The Nobel Peace Prize awarded jointly today to human rights groups in Ukraine, Belarus, and Russia is getting praise and scorn for not focusing singly on Ukrainian actors or President Volodymyr Zelensky. This post from Ukrainian recipient Olexandra Matviychuk is worth your time. She praised her fellow recipients in countries aligned with Putin but said:
Russia should be excluded from the UN Security Council for systematic violations of the UN charter … The UN and participant states should address the "accountability gap" and ensure a chance to justice for hundreds of thousands of war crimes victims. Sustainable peace in our region is impossible without this. We need to create an international tribunal and bring Putin, Lukashenko and other war criminals to justice.
Armenia: The United States has stepped up support for Armenia against attacks from Azerbaijan, a surprising development not unrelated to Russian influence in the Caucasus in the midst of war in Ukraine.
Iran: Tehran fountains have been turned into pools of blood as protests against the Islamic regime continue.
Despite ongoing internet and telecommunication restrictions by the government, university students are calling for new demonstrations tomorrow. School girls in particular remain defiant following the death in custody of Mahsa Amini.
Belgium: The European Court of Human Rights ruled in favor of Tom Mortier, the son of Godelieva de Troyer, who died by lethal injection in 2012 at aged 64. The case, years in the making (good backgrounder here), highlights the abuses behind Belgium’s euthanasia law and the state’s prerogative to overrule family opposition. The Court found that Belgium violated the European Convention on Human Rights when it failed to properly examine the alarming circumstances leading to Mortier’s mother’s death.
…the law specifies that the attending physician must “be certain of the patient’s constant physical or mental suffering and of the durable nature of his/her request. To this end, the physician has several conversations with the patient spread out over a reasonable period of time”. In this case, the interval between the request and the death was only 58 days – far too little for a woman suffering from complex and long-standing depression. The only treatment that Distelmans gave her was the lethal injection.
“This ruling serves as stark reminder. It is clear that the so-called ‘safeguards’ failed because intentional killing can never be safe,” said Mortier attorney Robert Clarke with ADF International.
Lebanon: One of the deadliest boat disasters in the Eastern Mediterranean this year, where more than 100 migrants drowned, highlights the increasing desperation of Lebanese to escape their country and its capital Beirut, once dubbed the “Paris of the Middle East.” Now the lack of legal pathways for people to emigrate, and the mortal dangers facing those who try, compete with daily impoverishment—underscored by a rash of residents holding up banks to extract their own savings.
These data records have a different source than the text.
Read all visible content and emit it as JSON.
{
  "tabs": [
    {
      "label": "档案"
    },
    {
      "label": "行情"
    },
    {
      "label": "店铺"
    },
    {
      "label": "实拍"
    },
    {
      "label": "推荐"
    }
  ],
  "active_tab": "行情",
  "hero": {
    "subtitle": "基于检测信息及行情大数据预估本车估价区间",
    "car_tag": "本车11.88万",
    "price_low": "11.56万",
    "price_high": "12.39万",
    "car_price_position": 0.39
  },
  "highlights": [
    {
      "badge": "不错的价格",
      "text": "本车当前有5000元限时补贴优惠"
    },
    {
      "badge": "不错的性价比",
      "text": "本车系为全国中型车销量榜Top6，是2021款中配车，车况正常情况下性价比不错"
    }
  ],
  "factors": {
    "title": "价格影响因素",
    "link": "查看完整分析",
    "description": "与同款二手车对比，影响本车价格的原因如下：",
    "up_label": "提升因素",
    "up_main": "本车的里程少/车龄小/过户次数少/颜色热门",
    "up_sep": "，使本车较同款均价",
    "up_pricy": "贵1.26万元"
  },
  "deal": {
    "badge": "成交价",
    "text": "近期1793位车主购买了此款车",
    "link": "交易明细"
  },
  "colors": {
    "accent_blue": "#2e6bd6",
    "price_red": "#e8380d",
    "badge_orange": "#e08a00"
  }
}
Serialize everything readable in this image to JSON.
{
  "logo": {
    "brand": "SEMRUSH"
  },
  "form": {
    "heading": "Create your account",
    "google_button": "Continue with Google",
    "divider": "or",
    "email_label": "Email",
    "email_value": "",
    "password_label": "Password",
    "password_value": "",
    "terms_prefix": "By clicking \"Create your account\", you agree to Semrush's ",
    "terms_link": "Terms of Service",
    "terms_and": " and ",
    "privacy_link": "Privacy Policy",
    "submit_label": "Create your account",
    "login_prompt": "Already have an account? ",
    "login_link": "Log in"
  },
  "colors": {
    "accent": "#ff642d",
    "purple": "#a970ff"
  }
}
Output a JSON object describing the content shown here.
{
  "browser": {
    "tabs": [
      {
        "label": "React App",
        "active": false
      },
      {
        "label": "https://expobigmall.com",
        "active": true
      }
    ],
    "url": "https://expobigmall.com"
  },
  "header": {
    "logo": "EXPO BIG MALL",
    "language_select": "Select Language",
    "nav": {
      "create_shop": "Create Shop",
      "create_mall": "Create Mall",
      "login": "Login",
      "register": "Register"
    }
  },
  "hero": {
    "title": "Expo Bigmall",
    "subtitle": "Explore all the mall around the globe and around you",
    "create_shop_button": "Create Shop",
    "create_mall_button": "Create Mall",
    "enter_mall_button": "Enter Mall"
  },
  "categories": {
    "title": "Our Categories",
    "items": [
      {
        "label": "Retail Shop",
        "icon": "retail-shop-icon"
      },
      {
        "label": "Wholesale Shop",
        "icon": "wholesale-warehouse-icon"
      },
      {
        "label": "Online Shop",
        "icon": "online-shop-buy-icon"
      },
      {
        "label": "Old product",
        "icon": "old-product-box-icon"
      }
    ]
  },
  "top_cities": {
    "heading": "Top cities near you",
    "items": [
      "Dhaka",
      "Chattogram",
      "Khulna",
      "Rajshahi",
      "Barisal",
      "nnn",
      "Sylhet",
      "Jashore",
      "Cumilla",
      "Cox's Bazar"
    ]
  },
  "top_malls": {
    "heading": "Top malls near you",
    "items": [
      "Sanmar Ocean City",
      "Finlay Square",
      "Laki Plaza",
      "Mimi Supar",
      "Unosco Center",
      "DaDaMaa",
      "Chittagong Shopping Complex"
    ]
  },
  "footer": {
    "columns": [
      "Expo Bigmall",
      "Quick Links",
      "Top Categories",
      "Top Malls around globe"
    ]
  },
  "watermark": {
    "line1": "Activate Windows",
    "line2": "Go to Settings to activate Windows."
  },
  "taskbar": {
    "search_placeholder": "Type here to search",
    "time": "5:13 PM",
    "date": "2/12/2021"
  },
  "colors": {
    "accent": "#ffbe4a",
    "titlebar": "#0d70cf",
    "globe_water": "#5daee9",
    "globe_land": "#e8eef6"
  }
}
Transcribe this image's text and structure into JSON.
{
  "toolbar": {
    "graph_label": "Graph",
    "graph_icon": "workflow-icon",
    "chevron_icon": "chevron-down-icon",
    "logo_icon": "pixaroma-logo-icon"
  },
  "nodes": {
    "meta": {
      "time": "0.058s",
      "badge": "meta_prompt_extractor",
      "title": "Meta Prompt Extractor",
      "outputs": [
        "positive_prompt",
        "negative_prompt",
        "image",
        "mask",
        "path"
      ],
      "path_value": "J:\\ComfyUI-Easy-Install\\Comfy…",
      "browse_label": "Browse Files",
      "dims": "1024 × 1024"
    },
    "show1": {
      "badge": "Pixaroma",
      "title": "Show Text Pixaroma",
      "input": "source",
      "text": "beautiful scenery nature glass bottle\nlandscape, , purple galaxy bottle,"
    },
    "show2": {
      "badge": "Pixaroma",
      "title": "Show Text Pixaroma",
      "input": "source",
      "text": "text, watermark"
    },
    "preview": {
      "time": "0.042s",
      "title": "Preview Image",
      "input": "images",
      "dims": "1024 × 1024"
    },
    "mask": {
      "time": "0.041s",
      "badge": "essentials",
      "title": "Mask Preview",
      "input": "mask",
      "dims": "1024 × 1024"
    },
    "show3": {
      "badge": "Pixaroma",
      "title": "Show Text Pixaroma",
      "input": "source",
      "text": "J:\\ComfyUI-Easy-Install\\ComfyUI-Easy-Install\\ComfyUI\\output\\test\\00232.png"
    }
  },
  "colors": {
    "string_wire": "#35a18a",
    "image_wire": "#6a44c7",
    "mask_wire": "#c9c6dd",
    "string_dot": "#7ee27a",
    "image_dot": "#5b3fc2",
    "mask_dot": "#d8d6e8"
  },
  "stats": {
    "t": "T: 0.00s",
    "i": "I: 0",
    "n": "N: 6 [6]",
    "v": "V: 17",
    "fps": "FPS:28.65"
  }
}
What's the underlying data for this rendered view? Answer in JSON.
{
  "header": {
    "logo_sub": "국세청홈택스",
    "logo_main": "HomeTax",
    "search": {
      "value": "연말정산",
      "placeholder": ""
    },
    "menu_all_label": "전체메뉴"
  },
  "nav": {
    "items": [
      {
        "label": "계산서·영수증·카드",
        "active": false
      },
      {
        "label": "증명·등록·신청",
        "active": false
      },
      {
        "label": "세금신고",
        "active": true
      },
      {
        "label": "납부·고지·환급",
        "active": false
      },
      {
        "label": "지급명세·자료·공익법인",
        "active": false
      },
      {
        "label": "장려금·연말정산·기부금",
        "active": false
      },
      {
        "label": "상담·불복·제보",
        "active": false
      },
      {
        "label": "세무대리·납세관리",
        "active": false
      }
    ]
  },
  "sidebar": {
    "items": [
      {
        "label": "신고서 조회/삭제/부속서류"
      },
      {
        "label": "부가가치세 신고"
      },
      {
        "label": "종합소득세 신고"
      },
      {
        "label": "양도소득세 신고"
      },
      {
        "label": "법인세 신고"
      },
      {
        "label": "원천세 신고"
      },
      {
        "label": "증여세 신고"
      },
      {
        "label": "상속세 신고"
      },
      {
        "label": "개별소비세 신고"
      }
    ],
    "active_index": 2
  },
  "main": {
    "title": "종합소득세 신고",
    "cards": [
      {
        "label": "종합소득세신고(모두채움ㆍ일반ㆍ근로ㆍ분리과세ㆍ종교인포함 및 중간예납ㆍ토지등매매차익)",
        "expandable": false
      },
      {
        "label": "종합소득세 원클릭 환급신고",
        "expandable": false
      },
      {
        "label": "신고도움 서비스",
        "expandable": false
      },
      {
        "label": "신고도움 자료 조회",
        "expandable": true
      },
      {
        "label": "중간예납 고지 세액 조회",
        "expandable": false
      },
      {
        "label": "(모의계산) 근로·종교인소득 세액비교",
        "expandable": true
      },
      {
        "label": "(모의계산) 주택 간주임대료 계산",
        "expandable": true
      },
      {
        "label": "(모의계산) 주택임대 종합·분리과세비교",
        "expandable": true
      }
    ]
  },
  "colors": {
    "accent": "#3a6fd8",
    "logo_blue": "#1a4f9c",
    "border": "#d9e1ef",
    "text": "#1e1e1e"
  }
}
Thailand: Grief-stricken parents and family members sobbed and clutched toys at a children's daycare center today, a day after a former policeman killed 34 people, 23 of them young children, in a knife and gun rampage that has horrified the largely Buddhist country. Government buildings flew flags at half mast to mourn the victims of the carnage in Uthai Sawan, a town 300 miles northeast of Bangkok.
Burkina Faso: Urgent prayers are needed following a Sept. 30 coup, the second this year, closing borders and again instating a curfew. History suggests the new power struggle may only help Russian influence in West Africa and Sahel jihadists.
Canada: O Canada, it’s fall.
I’m reading… Mission Affirmed: Recovering the Missionary Motivation of Paul by Elliot Clark.
Thanks for the roundup. Always well written.